Based on these results, by applying the correction of the cross-sectional area, if more than one anemometer is placed in the wind tunnel and the blockage ratio for the total blockage for all the anemometers is less than 5%, then, evaluation of all the anemometers can be performed at the same time because the deviation of the corrected velocity is negligibly small. In general, thermal and ultrasonic anemometers for indoor airflow have a less than 5% blockage ratio with respect to the cross section of the measurement plane. We are confident that this wind tunnel can evaluate anemometers in a short measurement time with a sufficiently high precision and will be useful for taking preventative measures against infectious diseases.

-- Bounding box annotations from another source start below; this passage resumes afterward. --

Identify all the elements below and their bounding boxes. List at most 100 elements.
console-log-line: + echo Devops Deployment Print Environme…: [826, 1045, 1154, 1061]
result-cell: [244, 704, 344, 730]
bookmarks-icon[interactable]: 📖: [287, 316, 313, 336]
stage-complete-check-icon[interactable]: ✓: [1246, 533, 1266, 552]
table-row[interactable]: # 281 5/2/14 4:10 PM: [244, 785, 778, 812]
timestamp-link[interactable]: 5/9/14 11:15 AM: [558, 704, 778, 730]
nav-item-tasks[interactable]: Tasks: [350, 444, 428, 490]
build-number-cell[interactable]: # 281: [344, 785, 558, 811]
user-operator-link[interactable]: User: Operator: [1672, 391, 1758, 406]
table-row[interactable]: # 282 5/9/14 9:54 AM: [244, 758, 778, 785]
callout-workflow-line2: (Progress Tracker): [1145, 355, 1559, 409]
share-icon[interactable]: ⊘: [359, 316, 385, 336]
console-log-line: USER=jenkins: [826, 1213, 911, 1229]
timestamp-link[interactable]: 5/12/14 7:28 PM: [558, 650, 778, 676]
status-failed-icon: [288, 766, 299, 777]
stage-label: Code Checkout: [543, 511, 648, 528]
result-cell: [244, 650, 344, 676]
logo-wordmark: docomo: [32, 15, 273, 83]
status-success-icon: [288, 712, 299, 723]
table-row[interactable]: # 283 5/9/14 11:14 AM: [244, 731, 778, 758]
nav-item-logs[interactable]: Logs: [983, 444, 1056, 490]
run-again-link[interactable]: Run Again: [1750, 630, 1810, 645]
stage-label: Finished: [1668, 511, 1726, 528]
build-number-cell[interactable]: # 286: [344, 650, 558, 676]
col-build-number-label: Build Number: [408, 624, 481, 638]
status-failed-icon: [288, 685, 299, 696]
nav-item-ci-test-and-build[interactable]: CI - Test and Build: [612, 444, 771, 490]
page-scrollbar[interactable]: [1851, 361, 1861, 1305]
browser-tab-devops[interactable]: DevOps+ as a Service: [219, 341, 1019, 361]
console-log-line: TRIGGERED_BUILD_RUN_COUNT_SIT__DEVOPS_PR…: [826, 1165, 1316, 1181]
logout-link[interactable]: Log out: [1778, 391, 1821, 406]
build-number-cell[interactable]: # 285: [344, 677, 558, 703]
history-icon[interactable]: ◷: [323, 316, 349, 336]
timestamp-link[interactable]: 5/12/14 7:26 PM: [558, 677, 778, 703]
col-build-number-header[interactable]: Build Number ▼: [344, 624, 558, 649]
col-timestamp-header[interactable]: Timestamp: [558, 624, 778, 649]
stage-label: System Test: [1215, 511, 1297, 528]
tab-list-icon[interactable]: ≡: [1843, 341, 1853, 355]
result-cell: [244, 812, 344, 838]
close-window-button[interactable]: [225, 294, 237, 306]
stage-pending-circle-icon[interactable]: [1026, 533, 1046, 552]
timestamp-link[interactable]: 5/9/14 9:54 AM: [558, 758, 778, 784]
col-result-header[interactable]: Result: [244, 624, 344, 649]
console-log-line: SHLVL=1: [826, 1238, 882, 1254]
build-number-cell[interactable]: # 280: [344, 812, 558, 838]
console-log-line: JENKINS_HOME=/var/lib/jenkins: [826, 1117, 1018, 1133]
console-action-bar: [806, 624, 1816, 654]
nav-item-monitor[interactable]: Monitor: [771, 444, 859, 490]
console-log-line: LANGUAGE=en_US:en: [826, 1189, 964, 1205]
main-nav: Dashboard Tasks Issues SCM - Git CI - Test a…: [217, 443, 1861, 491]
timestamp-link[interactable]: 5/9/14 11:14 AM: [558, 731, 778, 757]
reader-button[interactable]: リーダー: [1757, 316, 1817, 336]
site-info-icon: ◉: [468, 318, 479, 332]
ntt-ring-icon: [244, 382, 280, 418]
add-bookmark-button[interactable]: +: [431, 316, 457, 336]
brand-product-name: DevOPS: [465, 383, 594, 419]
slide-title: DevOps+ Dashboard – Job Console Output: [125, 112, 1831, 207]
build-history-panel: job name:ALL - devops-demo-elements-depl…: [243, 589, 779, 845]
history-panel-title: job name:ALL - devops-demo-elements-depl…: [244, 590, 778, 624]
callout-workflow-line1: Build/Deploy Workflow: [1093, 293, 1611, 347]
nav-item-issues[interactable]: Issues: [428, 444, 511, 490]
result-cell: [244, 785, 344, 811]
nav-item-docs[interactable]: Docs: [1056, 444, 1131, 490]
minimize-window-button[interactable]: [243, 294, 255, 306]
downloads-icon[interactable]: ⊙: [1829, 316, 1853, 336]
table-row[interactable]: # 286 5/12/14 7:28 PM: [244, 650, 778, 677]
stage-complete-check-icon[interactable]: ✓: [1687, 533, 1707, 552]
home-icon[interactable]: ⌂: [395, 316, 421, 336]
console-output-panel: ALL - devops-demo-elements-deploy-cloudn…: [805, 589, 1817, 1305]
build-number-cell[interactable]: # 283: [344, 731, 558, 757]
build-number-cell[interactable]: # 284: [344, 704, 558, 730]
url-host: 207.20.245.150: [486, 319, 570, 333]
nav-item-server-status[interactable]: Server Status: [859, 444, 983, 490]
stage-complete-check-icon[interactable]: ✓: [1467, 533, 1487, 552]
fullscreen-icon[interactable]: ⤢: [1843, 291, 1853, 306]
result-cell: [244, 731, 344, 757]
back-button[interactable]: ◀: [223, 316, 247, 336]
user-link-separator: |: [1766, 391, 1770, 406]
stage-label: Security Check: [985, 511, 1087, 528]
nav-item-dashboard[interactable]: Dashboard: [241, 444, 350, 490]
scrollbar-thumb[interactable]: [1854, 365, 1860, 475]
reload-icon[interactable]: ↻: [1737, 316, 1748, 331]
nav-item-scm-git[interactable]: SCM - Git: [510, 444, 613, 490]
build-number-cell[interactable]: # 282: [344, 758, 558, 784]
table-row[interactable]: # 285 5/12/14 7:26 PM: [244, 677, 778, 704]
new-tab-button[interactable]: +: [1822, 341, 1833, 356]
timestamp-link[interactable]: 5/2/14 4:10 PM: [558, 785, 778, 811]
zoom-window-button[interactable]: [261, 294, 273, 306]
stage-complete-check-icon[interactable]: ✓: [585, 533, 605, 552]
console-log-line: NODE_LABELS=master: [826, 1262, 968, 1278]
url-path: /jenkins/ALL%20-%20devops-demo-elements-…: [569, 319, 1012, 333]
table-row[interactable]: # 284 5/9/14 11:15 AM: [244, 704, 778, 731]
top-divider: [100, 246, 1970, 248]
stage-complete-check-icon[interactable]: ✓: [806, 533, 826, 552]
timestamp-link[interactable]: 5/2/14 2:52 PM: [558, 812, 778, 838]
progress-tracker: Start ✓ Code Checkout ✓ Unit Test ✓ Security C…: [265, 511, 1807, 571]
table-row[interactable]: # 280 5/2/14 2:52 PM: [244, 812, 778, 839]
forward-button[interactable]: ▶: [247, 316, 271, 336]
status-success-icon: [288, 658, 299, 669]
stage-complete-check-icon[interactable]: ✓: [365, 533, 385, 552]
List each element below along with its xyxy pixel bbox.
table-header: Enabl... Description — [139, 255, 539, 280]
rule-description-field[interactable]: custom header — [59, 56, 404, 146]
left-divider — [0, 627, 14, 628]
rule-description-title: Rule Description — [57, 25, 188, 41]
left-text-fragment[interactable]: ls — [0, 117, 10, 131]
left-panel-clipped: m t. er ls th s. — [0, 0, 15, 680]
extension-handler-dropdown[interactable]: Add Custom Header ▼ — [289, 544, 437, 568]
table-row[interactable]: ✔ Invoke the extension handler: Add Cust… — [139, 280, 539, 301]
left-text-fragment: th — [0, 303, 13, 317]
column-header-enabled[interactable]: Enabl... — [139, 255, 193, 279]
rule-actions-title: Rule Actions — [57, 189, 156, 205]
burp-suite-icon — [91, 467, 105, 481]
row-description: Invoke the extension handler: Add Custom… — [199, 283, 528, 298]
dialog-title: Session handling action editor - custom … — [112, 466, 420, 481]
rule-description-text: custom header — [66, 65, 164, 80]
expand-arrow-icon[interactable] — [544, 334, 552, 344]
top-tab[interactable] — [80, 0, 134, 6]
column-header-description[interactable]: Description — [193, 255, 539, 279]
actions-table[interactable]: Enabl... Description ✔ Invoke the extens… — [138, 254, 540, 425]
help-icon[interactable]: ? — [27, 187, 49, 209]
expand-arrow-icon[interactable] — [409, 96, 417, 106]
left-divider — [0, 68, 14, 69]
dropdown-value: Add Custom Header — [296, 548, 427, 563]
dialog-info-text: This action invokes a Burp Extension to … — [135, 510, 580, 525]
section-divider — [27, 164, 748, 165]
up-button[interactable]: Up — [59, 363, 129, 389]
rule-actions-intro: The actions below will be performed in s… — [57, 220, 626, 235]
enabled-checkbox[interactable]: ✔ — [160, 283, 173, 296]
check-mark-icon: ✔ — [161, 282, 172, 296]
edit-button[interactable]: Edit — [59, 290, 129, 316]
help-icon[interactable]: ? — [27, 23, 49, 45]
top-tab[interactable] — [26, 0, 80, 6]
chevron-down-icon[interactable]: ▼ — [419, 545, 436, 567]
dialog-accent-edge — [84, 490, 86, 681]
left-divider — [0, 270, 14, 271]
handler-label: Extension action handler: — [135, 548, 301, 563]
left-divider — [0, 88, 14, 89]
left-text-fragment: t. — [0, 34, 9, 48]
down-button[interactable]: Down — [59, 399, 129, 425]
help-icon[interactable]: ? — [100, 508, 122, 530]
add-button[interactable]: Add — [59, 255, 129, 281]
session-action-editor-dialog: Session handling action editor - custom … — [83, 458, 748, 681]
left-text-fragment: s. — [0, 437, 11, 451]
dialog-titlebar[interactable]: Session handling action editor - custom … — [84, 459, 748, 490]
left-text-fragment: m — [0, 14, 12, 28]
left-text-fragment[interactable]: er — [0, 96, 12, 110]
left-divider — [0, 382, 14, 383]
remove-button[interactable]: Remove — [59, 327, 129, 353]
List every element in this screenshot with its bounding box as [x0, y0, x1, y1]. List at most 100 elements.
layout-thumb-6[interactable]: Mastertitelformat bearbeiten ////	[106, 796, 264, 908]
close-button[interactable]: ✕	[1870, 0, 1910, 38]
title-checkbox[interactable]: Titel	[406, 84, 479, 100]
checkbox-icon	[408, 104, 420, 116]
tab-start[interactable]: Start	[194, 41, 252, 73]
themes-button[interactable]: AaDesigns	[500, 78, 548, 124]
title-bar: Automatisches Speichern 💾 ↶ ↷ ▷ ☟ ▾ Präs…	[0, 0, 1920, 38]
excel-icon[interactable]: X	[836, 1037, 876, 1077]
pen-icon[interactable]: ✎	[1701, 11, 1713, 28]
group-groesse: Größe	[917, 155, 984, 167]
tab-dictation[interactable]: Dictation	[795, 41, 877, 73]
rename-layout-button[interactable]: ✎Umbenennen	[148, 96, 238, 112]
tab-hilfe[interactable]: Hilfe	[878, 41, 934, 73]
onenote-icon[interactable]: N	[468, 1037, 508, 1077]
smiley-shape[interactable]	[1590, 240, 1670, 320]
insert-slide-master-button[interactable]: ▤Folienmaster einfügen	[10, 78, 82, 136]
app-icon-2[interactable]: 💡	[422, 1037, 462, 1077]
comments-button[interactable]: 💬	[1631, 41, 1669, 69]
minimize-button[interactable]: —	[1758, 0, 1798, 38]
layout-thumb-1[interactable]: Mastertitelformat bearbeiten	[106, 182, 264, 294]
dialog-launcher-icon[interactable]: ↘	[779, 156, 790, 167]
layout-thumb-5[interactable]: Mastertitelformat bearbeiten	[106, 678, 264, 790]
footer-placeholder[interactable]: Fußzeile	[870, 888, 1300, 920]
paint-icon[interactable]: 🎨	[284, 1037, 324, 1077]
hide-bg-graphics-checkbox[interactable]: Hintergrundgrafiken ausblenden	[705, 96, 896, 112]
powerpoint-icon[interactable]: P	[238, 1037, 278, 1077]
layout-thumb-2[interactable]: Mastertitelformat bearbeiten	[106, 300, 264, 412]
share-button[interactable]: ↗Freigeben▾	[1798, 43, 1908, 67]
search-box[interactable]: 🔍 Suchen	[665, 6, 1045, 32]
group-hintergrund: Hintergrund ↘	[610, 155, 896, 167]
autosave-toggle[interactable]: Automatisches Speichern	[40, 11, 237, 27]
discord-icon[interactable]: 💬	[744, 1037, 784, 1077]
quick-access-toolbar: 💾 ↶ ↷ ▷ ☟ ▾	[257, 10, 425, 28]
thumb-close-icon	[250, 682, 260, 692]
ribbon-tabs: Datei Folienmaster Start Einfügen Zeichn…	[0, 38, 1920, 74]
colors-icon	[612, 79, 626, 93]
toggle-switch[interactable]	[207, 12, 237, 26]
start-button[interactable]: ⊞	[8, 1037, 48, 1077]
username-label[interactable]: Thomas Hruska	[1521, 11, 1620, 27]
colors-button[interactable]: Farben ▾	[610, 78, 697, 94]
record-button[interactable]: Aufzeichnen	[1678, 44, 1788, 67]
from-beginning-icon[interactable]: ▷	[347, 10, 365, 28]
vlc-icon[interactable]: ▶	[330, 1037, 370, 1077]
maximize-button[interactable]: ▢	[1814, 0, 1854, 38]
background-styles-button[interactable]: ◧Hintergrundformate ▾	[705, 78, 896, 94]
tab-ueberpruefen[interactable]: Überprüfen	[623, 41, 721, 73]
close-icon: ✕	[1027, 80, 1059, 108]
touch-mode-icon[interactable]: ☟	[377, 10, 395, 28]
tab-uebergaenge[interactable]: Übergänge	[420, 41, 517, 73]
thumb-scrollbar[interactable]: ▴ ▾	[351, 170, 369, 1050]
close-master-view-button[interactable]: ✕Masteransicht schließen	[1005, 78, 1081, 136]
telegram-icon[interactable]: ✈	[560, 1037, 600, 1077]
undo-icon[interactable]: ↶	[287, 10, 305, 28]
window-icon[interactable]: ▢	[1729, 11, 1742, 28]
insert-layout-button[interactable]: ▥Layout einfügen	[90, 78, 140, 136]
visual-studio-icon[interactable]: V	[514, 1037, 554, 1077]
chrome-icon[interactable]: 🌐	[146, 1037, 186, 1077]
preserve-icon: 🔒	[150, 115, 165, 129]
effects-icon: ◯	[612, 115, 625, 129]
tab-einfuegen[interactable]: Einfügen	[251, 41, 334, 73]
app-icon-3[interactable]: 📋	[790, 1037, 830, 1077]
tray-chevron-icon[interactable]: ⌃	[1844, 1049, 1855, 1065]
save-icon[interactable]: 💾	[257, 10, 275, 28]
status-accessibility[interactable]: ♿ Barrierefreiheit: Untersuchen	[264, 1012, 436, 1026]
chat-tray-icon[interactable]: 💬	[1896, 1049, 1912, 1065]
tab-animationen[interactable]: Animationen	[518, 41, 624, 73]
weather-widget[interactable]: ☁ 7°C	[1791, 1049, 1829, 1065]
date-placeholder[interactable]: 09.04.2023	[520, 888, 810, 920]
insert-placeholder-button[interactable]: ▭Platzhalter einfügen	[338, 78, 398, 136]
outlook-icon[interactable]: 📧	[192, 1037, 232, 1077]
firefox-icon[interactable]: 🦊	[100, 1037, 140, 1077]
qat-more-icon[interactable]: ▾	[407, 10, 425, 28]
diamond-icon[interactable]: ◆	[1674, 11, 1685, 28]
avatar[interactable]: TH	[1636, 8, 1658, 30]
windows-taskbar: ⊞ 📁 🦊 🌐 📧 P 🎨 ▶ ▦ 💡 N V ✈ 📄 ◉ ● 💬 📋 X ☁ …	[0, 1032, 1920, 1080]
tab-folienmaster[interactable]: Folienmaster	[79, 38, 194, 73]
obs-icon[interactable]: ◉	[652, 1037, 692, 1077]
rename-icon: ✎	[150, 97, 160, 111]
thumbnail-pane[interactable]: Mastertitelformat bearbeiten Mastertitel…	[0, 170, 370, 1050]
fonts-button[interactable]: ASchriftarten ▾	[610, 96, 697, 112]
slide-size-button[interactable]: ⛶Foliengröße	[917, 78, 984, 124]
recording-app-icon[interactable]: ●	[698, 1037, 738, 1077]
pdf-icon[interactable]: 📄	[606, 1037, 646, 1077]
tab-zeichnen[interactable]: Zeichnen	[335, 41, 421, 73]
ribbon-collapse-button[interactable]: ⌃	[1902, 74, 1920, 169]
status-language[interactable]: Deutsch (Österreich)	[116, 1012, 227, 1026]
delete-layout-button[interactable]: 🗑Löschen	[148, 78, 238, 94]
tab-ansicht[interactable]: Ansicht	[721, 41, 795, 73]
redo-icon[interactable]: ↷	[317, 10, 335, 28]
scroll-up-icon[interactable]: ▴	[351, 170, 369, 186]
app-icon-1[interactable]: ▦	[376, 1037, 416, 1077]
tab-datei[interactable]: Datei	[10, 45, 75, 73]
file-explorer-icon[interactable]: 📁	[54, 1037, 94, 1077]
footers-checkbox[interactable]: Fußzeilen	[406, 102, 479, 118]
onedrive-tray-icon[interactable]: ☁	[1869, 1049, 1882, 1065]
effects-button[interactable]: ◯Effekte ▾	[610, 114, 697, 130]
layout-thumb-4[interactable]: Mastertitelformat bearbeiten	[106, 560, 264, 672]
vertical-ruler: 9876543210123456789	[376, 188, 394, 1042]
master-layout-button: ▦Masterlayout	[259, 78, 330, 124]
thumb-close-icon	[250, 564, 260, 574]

The solid line indicates the velocity theoretically corrected by the cross-sectional area.

4 Conclusion

A compact wind tunnel was developed for the quick evaluation of anemometers used to measure indoor airflow. This wind tunnel is composed of a clean partition with an air filter that has high pressure loss and various commercially available devices. The temporal and spatial performance of the wind tunnel, which can be described by several indices, including averaging time, settling time, spatial distribution of the velocity, and the blockage effect, was examined on the measurement plane. An averaging tine of 10 s was found to be sufficient, and the airflow was confirmed to be stable after 60 s from the start-up of the wind tunnel. A streamwise velocity of approximately 0.2 to 0.6 m/s can be produced, and the ratio of \(V\) to \(V_{{\text{x}}}\) can be regarded almost the same. Regardless of whether the anemometers are unidirectional or omnidirectional, the anemometer sensors should be located at the middle points in the vertical direction on the measurement plane in order to evaluate the anemometers at a precision of greater than 5%. In addition, the increase in velocity due to the blockage effect caused by additional anemometers approximately agrees with the theoretical value.

We are confident that this wind tunnel can evaluate anemometers in a short measurement time with a sufficiently high precision and hence, can contribute to the understanding of the indoor airflow. In the future, the relation between the number and the layout of the anemometers and measurement precision will be investigated.